Klas 2: De egel en de haas

Introductie

Deze les is gebaseerd op de fabel De Egel En De Haas.

Het verhaal

Dit verhaal klinkt als een leugenverhaal. Maar de grootvader van de verteller verzekerde dat het waar is, omdat het anders niet verteld kan worden. Op zondagmorgen in de herfst was iedereen vrolijk en mensen gaan in zondagse kleding naar de kerk. De egel staat voor zijn deur en wil zijn knolraap bekijken in het veld. Deze plant groeit het dichtst bij zijn huis en daarom beschouwt hij hem als zijn eigendom. Bij de hoek aan de rand met het veld met sleedoorn komt hij de haas tegen. De haas vraagt alleen waarom de egel in het veld is als hij wordt gegroet door de egel. Als de haas hoort dat de egel een wandeling maakt, maakt hij hem belachelijk.

De egel kan niet over de opmerkingen over zijn poten en daagt de haas uit tot een hardloopwedstrijd. Een fles brandewijn en een gouden dukaat worden op het spel gezet en ze schudden elkaar de hand. De egel wil eerst naar huis om te ontbijten en hij laat zijn vrouw meekomen. De vrouw moet beneden in een vore gaan staan en de haas en de egel zullen vanuit een vore naar haar toekomen. Als de haas nabij is, moet ze roepen “ik ben er al”. De haas en de egel starten en de haas neemt meteen een enorme voorsprong. De egel hurkt na drie stappen en blijft rustig zitten.

De haas is stomverbaasd als hij de egel al beneden ziet en hij rent terug. Boven roept de egel ook “ik ben er al” en de haas rent opnieuw naar beneden. Bij de vierenzeventigste keer haalt de haas het niet meer en hij stort dood neer. Bloed stroomt uit zijn keel en de egel pakt de gouden dukaat en de fles brandewijn en hij gaat met zijn vrouw naar huis. Als ze niet gestorven zijn, leven ze nog. Dit was het verhaal van de egel die op de Bokslagse hei de haas doodliep. Niemand, al is men nog zo voornaam, mag spotten met een eenvoudig schepsel. Neem een vrouw van je eigen stand, iemand die er net zo uitziet als jijzelf.

(Afkomstig van Wikipedia)

Ritmisch spreken

Welke tekens zie je boven de letters staan?
Wat betekenen ze?

(stip = kwartnoot, blokje = halve noot, streepje = hele noot)

Zelf maken

Maak nu zelf een ritme met puntjes, blokjes en streepjes. Teken op een papier een tabel met 1 rij en 4 kolommen:

Let op: in elk vakje passen 4 stippen, 2 blokjes of 1 streep.
2 stippen en 1 blokje mag ook!
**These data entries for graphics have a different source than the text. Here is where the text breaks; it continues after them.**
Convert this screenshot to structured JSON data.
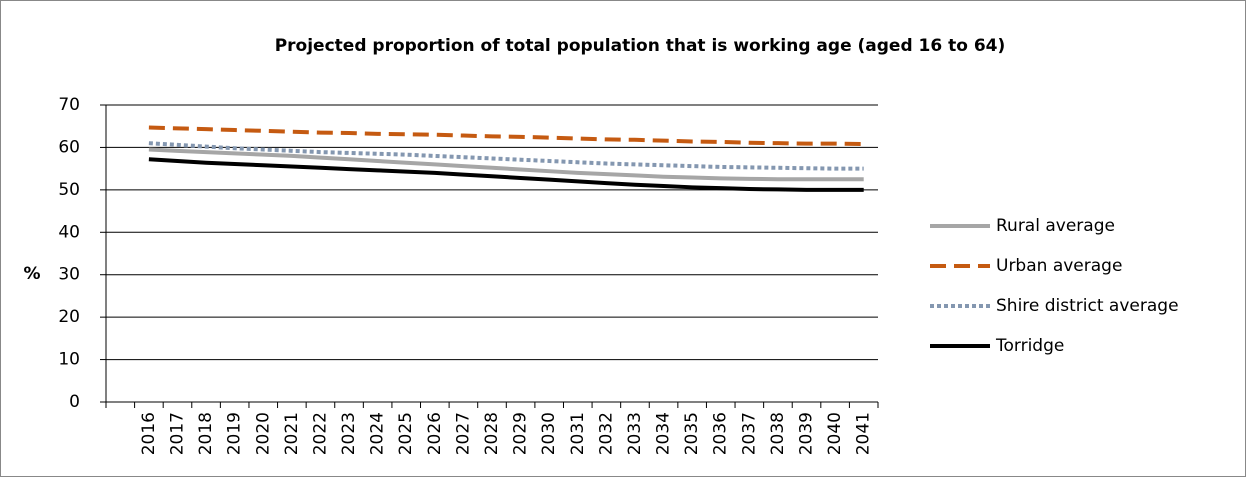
{
  "chart_data": {
    "type": "line",
    "title": "Projected proportion of total population that is working age (aged 16 to 64)",
    "y_label": "%",
    "categories": [
      null,
      "2016",
      "2017",
      "2018",
      "2019",
      "2020",
      "2021",
      "2022",
      "2023",
      "2024",
      "2025",
      "2026",
      "2027",
      "2028",
      "2029",
      "2030",
      "2031",
      "2032",
      "2033",
      "2034",
      "2035",
      "2036",
      "2037",
      "2038",
      "2039",
      "2040",
      "2041"
    ],
    "series": [
      {
        "name": "Rural average",
        "color": "#a6a6a6",
        "style": "solid",
        "values": [
          null,
          59.5,
          59.2,
          58.9,
          58.6,
          58.3,
          58.0,
          57.6,
          57.2,
          56.8,
          56.4,
          56.0,
          55.6,
          55.2,
          54.8,
          54.4,
          54.0,
          53.7,
          53.4,
          53.1,
          52.9,
          52.7,
          52.6,
          52.5,
          52.5,
          52.5,
          52.5
        ]
      },
      {
        "name": "Urban average",
        "color": "#c55a11",
        "style": "dashed",
        "values": [
          null,
          64.7,
          64.5,
          64.3,
          64.1,
          63.9,
          63.7,
          63.5,
          63.4,
          63.2,
          63.1,
          63.0,
          62.8,
          62.6,
          62.5,
          62.3,
          62.1,
          61.9,
          61.8,
          61.6,
          61.4,
          61.3,
          61.1,
          61.0,
          60.9,
          60.9,
          60.8
        ]
      },
      {
        "name": "Shire district average",
        "color": "#8497b0",
        "style": "dotted",
        "values": [
          null,
          61.0,
          60.6,
          60.2,
          59.8,
          59.5,
          59.2,
          58.9,
          58.7,
          58.5,
          58.3,
          58.0,
          57.7,
          57.4,
          57.1,
          56.8,
          56.5,
          56.2,
          56.0,
          55.8,
          55.6,
          55.4,
          55.3,
          55.2,
          55.1,
          55.0,
          55.0
        ]
      },
      {
        "name": "Torridge",
        "color": "#000000",
        "style": "solid",
        "values": [
          null,
          57.2,
          56.8,
          56.4,
          56.1,
          55.8,
          55.5,
          55.2,
          54.9,
          54.6,
          54.3,
          54.0,
          53.6,
          53.2,
          52.8,
          52.4,
          52.0,
          51.6,
          51.2,
          50.9,
          50.6,
          50.4,
          50.2,
          50.1,
          50.0,
          50.0,
          50.0
        ]
      }
    ],
    "ylim": [
      0,
      70
    ],
    "yticks": [
      0,
      10,
      20,
      30,
      40,
      50,
      60,
      70
    ],
    "grid": true,
    "legend": "right"
  }
}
Volgorde mag je zelf weten.

Oefen om je zelfgemaakte ritme te klappen.

Uitvoeren

Al klappend laten enkele kinderen hun ritme horen. Eventueel kun je ter ondersteuning de puls van de vier-kwartsmaat meespelen. Tel dan tot vier vooraf.

Variatie 1: De kinderen mogen een instrument gebruiken.

Variatie 2: Twee kinderen spelen of klappen hun ritme tegelijkertijd. Tel dan tot vier vooraf.